To confirm the solitary-wave deformation due to the vorticity effect, we computed the effective wavelengths, \({\lambda }_{I}\), by following the definition used by Koop and Butler38:

$${\lambda }_{I}=\frac{1}{{a}_{H}}{\int }_{-\infty }^{\infty }\left(\eta -{h}_{2}\right)dx$$

where \({\lambda }_{I}\) is the effective wavelength, and aH is the wave height.

In Lab1 and Lab2, the effective wavelength of Lab2, 0.265 m, was shorter than that of Lab1, 0.273 m, which may be due to the negative vorticity effect (Table 1). The previous studies demonstrated the possibility of both longer and shorter effective wavelengths when negative vorticity was given. Thus, the fact that the negative vorticity shortens the effective wavelength may provide a scientifically significant outcome similar to that in Choi11; still, the difference was too small to confirm the deformation of a solitary wave because of the small Froude number, \({F}_{V}= -0.0077\), which is substantially smaller than that of Choi11. In the laboratory experiment, the maximum vorticity is expected to be 0.25 s−1, even though we use robust roughness. In addition, the maximum water depth may be 0.5 m, even using a long wave tank, which provides a Froude number of 0.056 using a linear longwave speed. In a natural setting, the maximum vorticity may be twice as much as in the laboratory experiment.
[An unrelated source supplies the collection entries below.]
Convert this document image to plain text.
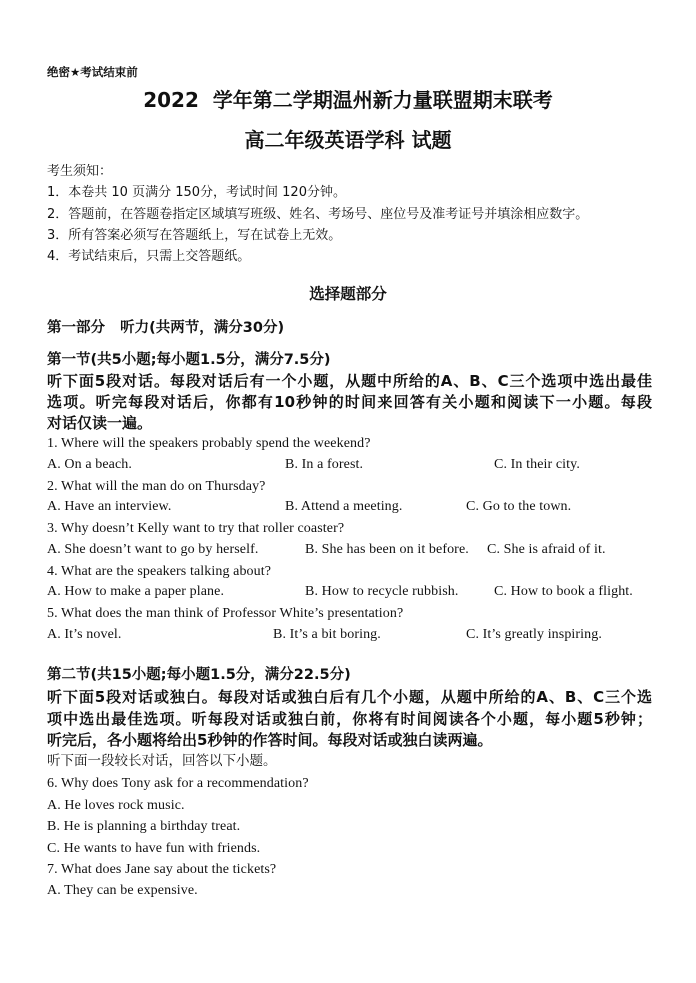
绝密★考试结束前
2022  学年第二学期温州新力量联盟期末联考
高二年级英语学科 试题
考生须知：
1．本卷共 10 页满分 150分，考试时间 120分钟。
2．答题前，在答题卷指定区域填写班级、姓名、考场号、座位号及准考证号并填涂相应数字。
3．所有答案必须写在答题纸上，写在试卷上无效。
4．考试结束后，只需上交答题纸。
选择题部分
第一部分   听力(共两节，满分30分)
第一节(共5小题;每小题1.5分，满分7.5分)
听下面5段对话。每段对话后有一个小题，从题中所给的A、B、C三个选项中选出最佳
选项。听完每段对话后，你都有10秒钟的时间来回答有关小题和阅读下一小题。每段
对话仅读一遍。
1. Where will the speakers probably spend the weekend?
A. On a beach.	B. In a forest.	C. In their city.
2. What will the man do on Thursday?
A. Have an interview.	B. Attend a meeting.	C. Go to the town.
3. Why doesn’t Kelly want to try that roller coaster?
A. She doesn’t want to go by herself.	B. She has been on it before. C. She is afraid of it.
4. What are the speakers talking about?
A. How to make a paper plane.	B. How to recycle rubbish.	C. How to book a flight.
5. What does the man think of Professor White’s presentation?
A. It’s novel.	B. It’s a bit boring.	C. It’s greatly inspiring.
第二节(共15小题;每小题1.5分，满分22.5分)
听下面5段对话或独白。每段对话或独白后有几个小题，从题中所给的A、B、C三个选
项中选出最佳选项。听每段对话或独白前，你将有时间阅读各个小题，每小题5秒钟；
听完后，各小题将给出5秒钟的作答时间。每段对话或独白读两遍。
听下面一段较长对话，回答以下小题。
6. Why does Tony ask for a recommendation?
A. He loves rock music.
B. He is planning a birthday treat.
C. He wants to have fun with friends.
7. What does Jane say about the tickets?
A. They can be expensive.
The water depth is up to a few meters, providing a Froude number of 0.28, more than five times the Froude number in the laboratory experiment. Since the size of the Froude number limits laboratory experiments, it is necessary to apply numerical simulations to analyze more larger Froude numbers corresponding to those produced by actual phenomena. Indeed, the Froude number in our laboratory experiments was too small to capture the actual characteristics of the constant vorticity effect on the amplitude and wavelength of a solitary wave. Therefore, in numerical simulations, the water depth was 40 times greater than in the laboratory experiments so as to obtain a more significantly larger Froude number. Note that the numerical simulation cannot estimate the vorticity induced by the bottom friction in the laboratory experiment. Thus, we cannot make direct comparisons between the laboratory experiments and the numerical simulation.

Numerical simulations

We show results using the Nakayama model for cases B and C only, as these cases exhibit more obvious differences induced by the vorticity effect than case A, where the wave height is the smallest (Table 1). We will use case A to discuss the vorticity effect on wave height and wavelength. The values of the horizontal velocity component at the crest, \({U}_{S}\) (\(={\omega }_{0}\left({h}_{2}+{\eta }_{max}\right)\)) m s−1, due to the vorticity for \({\omega }_{0}=0.0\) s−1, \({\omega }_{0}=0.25\) s−1, \({\omega }_{0}=0.50\) s−1, \({\omega }_{0}=-0.25\) s−1, and \({\omega }_{0}=-0.50\) s−1, were obtained as (\({U}_{S}=\)) 0.0 m s−1, 0.59 m s−1, 1.17 m s−1, − 0.60 m s−1, and − 1.20 m s−1 in cases B1 to B5, respectively. The celerity of a solitary wave with no vorticity, CR m s−1, was obtained as 4.89 m s−1, and the values of the Froude number, \({\omega }_{0}{h}_{2}/\sqrt{g{h}_{2}}\), were 0.0, − 0.113, − 0.226, 0.113, and 0.226 in cases B1 to B5. In cases B1 to B5, \({\lambda }_{I}\) in the case with \({\omega }_{0}=0.50\) s−1 was the longest (Fig. 3a and Table 1). Note that a positive Froude number corresponds to a case where a solitary wave progresses against a stream.

Figure 3
figure 3

Comparisons of water depth distributions at 20 s. (a) Dotted, broken spaced, thick solid, broken, and thin solid lines indicate cases B3, B2, B1, B4, and B5, respectively. (b) Dotted, broken spaced, thick solid, broken, and thin solid lines indicate cases C3, C2, C1, C4 and C5, respectively. (c) \({\lambda }_{I}\) for theoretical solutions and the Nakayama model at 20 s. Broken and solid lines indicate the KdV solution and the 3rd-order solution by Fenton39 for surface waves. (d) Froude number, \({F}_{V}\), and the normalized maximum wave height, \(\left({\eta }_{\mathrm{max}}-{h}_{2}\right)/{h}_{2}\), for cases A, B, and C at 20 s.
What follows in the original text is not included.